The US government remains one of the largest holders of Bitcoin, with over 200,000 Bitcoin collected through law enforcement seizures. While the majority of these quantities have remained stable, previous selling activity – including the sale of 9,861 Bitcoin in March – coincided with a drop in prices, prompting traders to now monitor these addresses as well as ETF data as part of their liquidity pumping investment plans.

Sensitivity of supply and demand balances

The combination of continued institutional buying and stable public funds creates a vicious cycle, as ETF providers continue to withdraw on predictable schedules. On the other hand, public assets are transferred in a less transparent manner but often provoke stronger reactions on the markets. Under their combined effect, the supply available for trading decreases and the sensitivity of the market to liquidity fluctuations increases.

Therefore, analysts warn that volatility could increase if ETF providers continue to invest, meaning Bitcoin liquidity is sucked out of markets as governments begin liquidation operations (selling their holdings of the currency).
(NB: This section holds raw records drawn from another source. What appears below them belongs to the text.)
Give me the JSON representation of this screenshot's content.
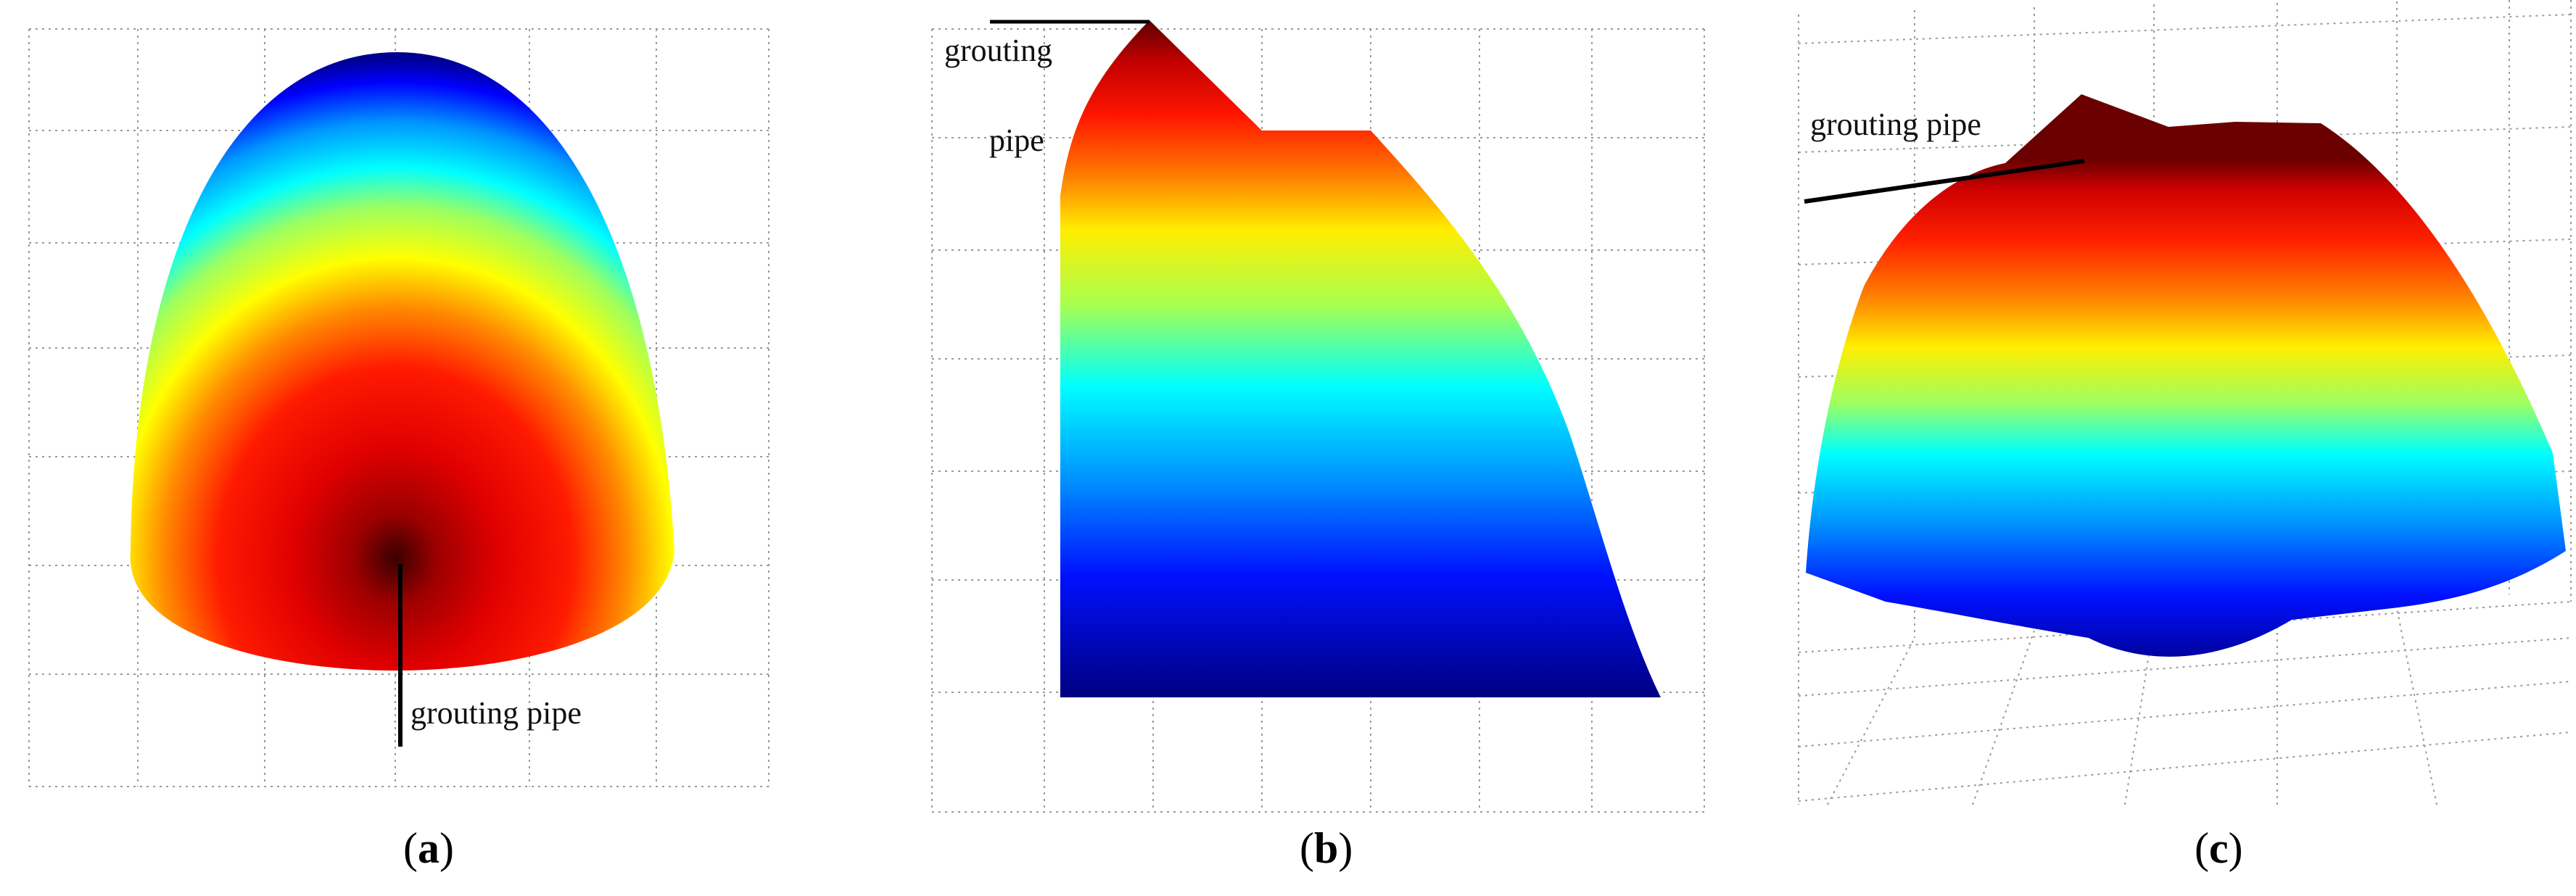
{
  "panels": [
    {
      "id": "a",
      "caption_letter": "a",
      "annotation": "grouting pipe"
    },
    {
      "id": "b",
      "caption_letter": "b",
      "annotation_line1": "grouting",
      "annotation_line2": "pipe"
    },
    {
      "id": "c",
      "caption_letter": "c",
      "annotation": "grouting pipe"
    }
  ],
  "colors": {
    "grid": "#9a9a9a",
    "pipe": "#000000",
    "colormap": [
      "#00008f",
      "#0000ff",
      "#00aaff",
      "#00ffff",
      "#7fff7f",
      "#ffff00",
      "#ff8000",
      "#ff0000",
      "#800000"
    ]
  }
}
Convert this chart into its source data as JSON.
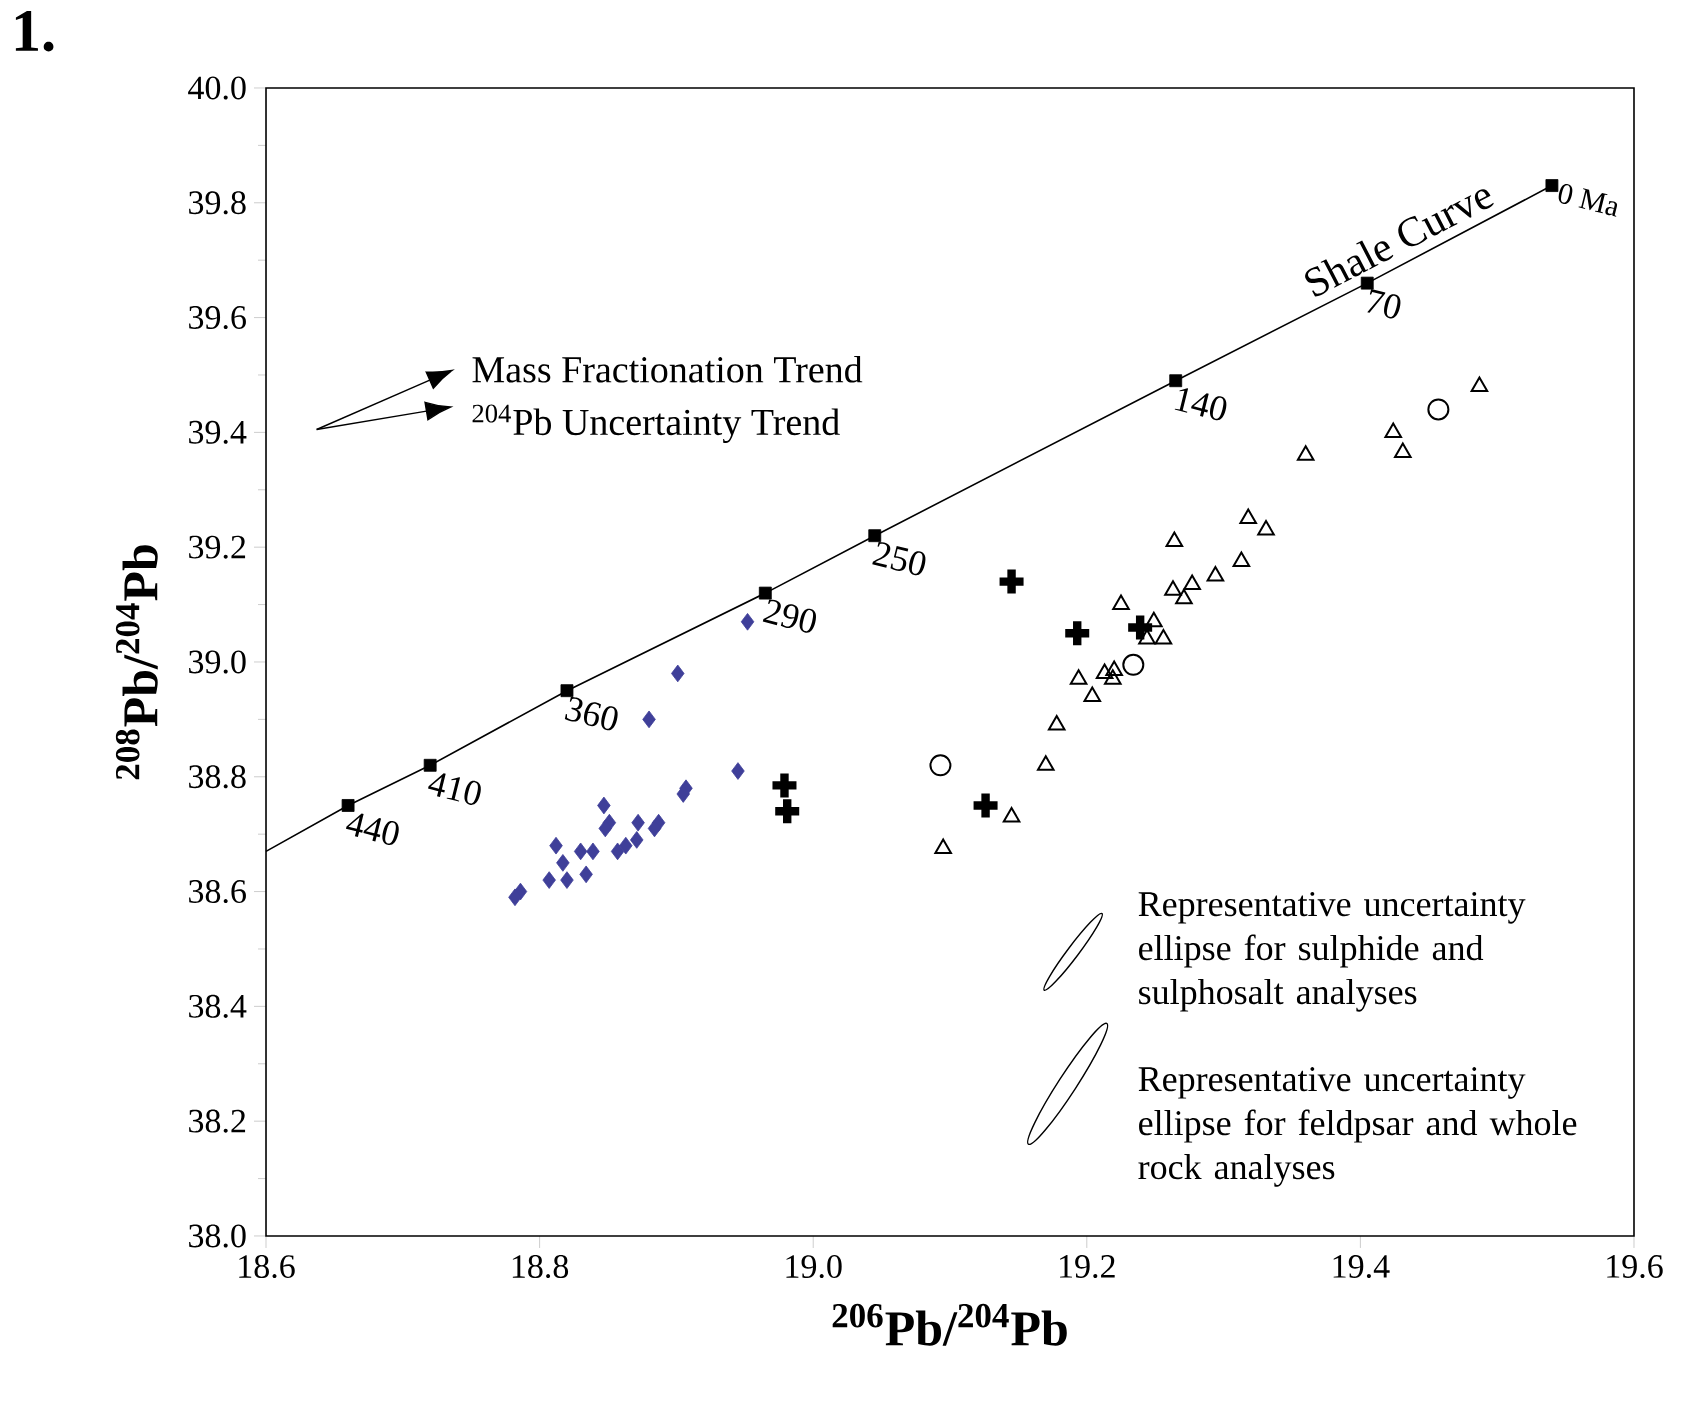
{
  "chart_data": {
    "type": "scatter",
    "title": "1.",
    "xlabel": "$^{206}$Pb/$^{204}$Pb",
    "ylabel": "$^{208}$Pb/$^{204}$Pb",
    "xlim": [
      18.6,
      19.6
    ],
    "ylim": [
      38.0,
      40.0
    ],
    "xticks": [
      {
        "value": 18.6,
        "label": "18.6"
      },
      {
        "value": 18.8,
        "label": "18.8"
      },
      {
        "value": 19.0,
        "label": "19.0"
      },
      {
        "value": 19.2,
        "label": "19.2"
      },
      {
        "value": 19.4,
        "label": "19.4"
      },
      {
        "value": 19.6,
        "label": "19.6"
      }
    ],
    "yticks": [
      {
        "value": 38.0,
        "label": "38.0"
      },
      {
        "value": 38.2,
        "label": "38.2"
      },
      {
        "value": 38.4,
        "label": "38.4"
      },
      {
        "value": 38.6,
        "label": "38.6"
      },
      {
        "value": 38.8,
        "label": "38.8"
      },
      {
        "value": 39.0,
        "label": "39.0"
      },
      {
        "value": 39.2,
        "label": "39.2"
      },
      {
        "value": 39.4,
        "label": "39.4"
      },
      {
        "value": 39.6,
        "label": "39.6"
      },
      {
        "value": 39.8,
        "label": "39.8"
      },
      {
        "value": 40.0,
        "label": "40.0"
      }
    ],
    "series": [
      {
        "type": "line",
        "name": "Shale Curve",
        "color": "#000000",
        "marker": "none",
        "x": [
          18.6,
          18.66,
          18.72,
          18.82,
          18.965,
          19.045,
          19.265,
          19.405,
          19.54
        ],
        "values": [
          38.67,
          38.75,
          38.82,
          38.95,
          39.12,
          39.22,
          39.49,
          39.66,
          39.83
        ]
      },
      {
        "color": "#000000",
        "marker": "square",
        "x": [
          18.66,
          18.72,
          18.82,
          18.965,
          19.045,
          19.265,
          19.405,
          19.54
        ],
        "values": [
          38.75,
          38.82,
          38.95,
          39.12,
          39.22,
          39.49,
          39.66,
          39.83
        ]
      },
      {
        "color": "#3f3f99",
        "marker": "diamond",
        "x": [
          18.952,
          18.901,
          18.88,
          18.945,
          18.907,
          18.905,
          18.847,
          18.851,
          18.848,
          18.872,
          18.887,
          18.884,
          18.812,
          18.83,
          18.839,
          18.857,
          18.863,
          18.871,
          18.817,
          18.807,
          18.82,
          18.834,
          18.786,
          18.782
        ],
        "values": [
          39.07,
          38.98,
          38.9,
          38.81,
          38.78,
          38.77,
          38.75,
          38.72,
          38.71,
          38.72,
          38.72,
          38.71,
          38.68,
          38.67,
          38.67,
          38.67,
          38.68,
          38.69,
          38.65,
          38.62,
          38.62,
          38.63,
          38.6,
          38.59
        ]
      },
      {
        "color": "#000000",
        "marker": "cross",
        "x": [
          19.145,
          19.193,
          19.239,
          19.126,
          18.979,
          18.981
        ],
        "values": [
          39.14,
          39.05,
          39.06,
          38.75,
          38.785,
          38.74
        ]
      },
      {
        "color": "#000000",
        "marker": "circle",
        "x": [
          19.093,
          19.234,
          19.457
        ],
        "values": [
          38.82,
          38.995,
          39.44
        ]
      },
      {
        "color": "#000000",
        "marker": "triangle",
        "x": [
          19.487,
          19.424,
          19.431,
          19.36,
          19.264,
          19.318,
          19.331,
          19.313,
          19.294,
          19.263,
          19.277,
          19.271,
          19.249,
          19.256,
          19.225,
          19.244,
          19.194,
          19.213,
          19.22,
          19.219,
          19.204,
          19.178,
          19.17,
          19.145,
          19.095
        ],
        "values": [
          39.48,
          39.4,
          39.365,
          39.36,
          39.21,
          39.25,
          39.23,
          39.175,
          39.15,
          39.125,
          39.135,
          39.11,
          39.07,
          39.04,
          39.1,
          39.04,
          38.97,
          38.98,
          38.985,
          38.97,
          38.94,
          38.89,
          38.82,
          38.73,
          38.675
        ]
      }
    ],
    "annotations": [
      "Mass Fractionation Trend",
      "$^{204}$Pb Uncertainty Trend",
      "Representative uncertainty ellipse for sulphide and sulphosalt analyses",
      "Representative uncertainty ellipse for feldpsar and whole rock analyses",
      {
        "text": "440",
        "x": 18.66,
        "y": 38.75
      },
      {
        "text": "410",
        "x": 18.72,
        "y": 38.82
      },
      {
        "text": "360",
        "x": 18.82,
        "y": 38.95
      },
      {
        "text": "290",
        "x": 18.965,
        "y": 39.12
      },
      {
        "text": "250",
        "x": 19.045,
        "y": 39.22
      },
      {
        "text": "140",
        "x": 19.265,
        "y": 39.49
      },
      {
        "text": "70",
        "x": 19.405,
        "y": 39.66
      },
      {
        "text": "0 Ma",
        "x": 19.54,
        "y": 39.83
      }
    ]
  }
}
At the same time, developers and fund managers see the current situation as evidence of Bitcoin’s growing presence in regulated financial markets.

This is expected to lead to structural tensions, with growing demand on the one hand, growing uncertainty on the other, and ultimately both will reshape investors’ assessment of timing, risk and confidence.

Additionally, exchange-traded funds (ETFs) continue to attract increasing proportions of Bitcoin balances available for trading, placing these balances in long-term custody and reducing the supply available for trading on the platforms. As this trend deepens, price movements could begin to follow the lead of less liquid asset classes in terms of higher volatility and longer holding periods.

On the other hand, public balances introduce a different variable. These balances are linked to legal procedures and political timetables, not to market conditions. When private institutions and public entities maintain a large supply, trading behavior becomes more sensitive to developments, forcing investors to adjust their expectations in a market that has become subject to, on the one hand, negative asset controls and, on the other hand, decreasing supply.

The article When the State Shifts Currencies: Why Is the Largest Spot Bitcoin ETF Rising While the Government Quietly Reorganizes Its Holdings? appeared first on Cryptonews Arabic.